Some of the boys had low temperatures, with one showing a low heart rate when they were first taken to hospital, but they have now recovered.
“All eight are in good health, no fever… everyone is in a good mental state,” Jesada Chokedamrongsuk, permanent secretary of the public health ministry, said at a news conference.
Health officials say they were at first given instant food and energy gels but are now eating easy-to-digest food.
They also say some of the boys have now seen their parents – but only through glass.
Further test results are expected in a few days and if all signs of infection have cleared, families will be allowed to visit. However, they must don protective clothing and cannot go closer than 2m (6ft).
However, Thailand’s Prime Minister, Prayuth Chan-ocha, has been allowed to visit the boys.
How are they being rescued?
A team of 90 expert divers – 40 from Thailand and 50 from overseas – have been working in the caves.
They have been guiding the boys through darkness and submerged passageways towards the mouth of the Tham Luang cave system.
Getting to and from where the boys are has been an exhausting round trip, even for the experienced divers.
The process includes a mixture of walking, wading, climbing and diving along guide ropes already in place.
Wearing a full-face mask, which are easier for novice divers than traditional respirators, each boy is being accompanied by two divers, who also carry his air supply.
The toughest part is about halfway out at a section named “T-Junction”, which is so tight the divers have to take off their air tanks to get through.
Beyond that a cavern – called Chamber 3 – has been turned into a forward base for the divers.

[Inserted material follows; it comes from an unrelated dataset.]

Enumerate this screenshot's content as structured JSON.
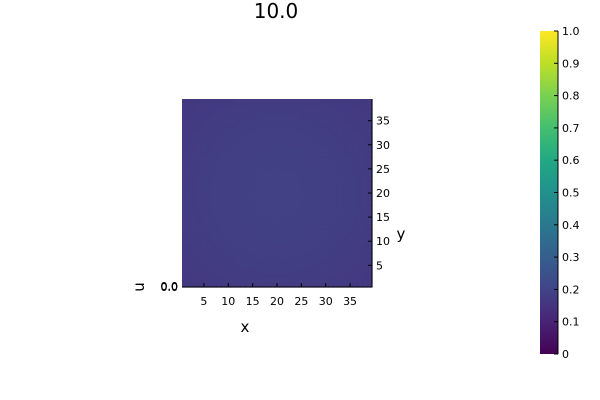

There the boys can rest before making the last, easier walk out to the entrance. They are then taken to hospital in Chiang Rai.
In an indication of how dangerous the journey can be, a former Thai navy diver died in the caves on Friday. Saman Gunan was returning from a mission to provide the group with air tanks when he ran out of oxygen.
The rescue mission chief said the second day of the operation had gone more smoothly than the first, taking two hours less as the procedure became more refined.
A massive pumping operation is said to have helped lower the water level inside the cave system, making the journey in and out easier than it was.
Aged between about 11 and 17, the boys belong to a football club called the Wild Boars, and became trapped during an excursion with their coach.
Who are the boys and their coach?
Some details have emerged of members of the team and their coach.
Captain Duganpet Promtep, 13, is described as a motivator and highly respected by his teammates. He had apparently been scouted by several Thai professional clubs.
Myanmar-born Adul Sam-on, 14, speaks several languages, and was the only team member to be able to communicate with British divers when they were first discovered.
It was 17-year-old Peerapat Sompiangjai‘s birthday when the group became trapped in the cave. The snacks the boys brought with them to celebrate are likely to have helped them survive their ordeal.
Assistant coach Ekapol Chantawong, 25, was said to be the weakest of the group when they were found, as he had reportedly refused to eat any of the food and gave it instead to the boys.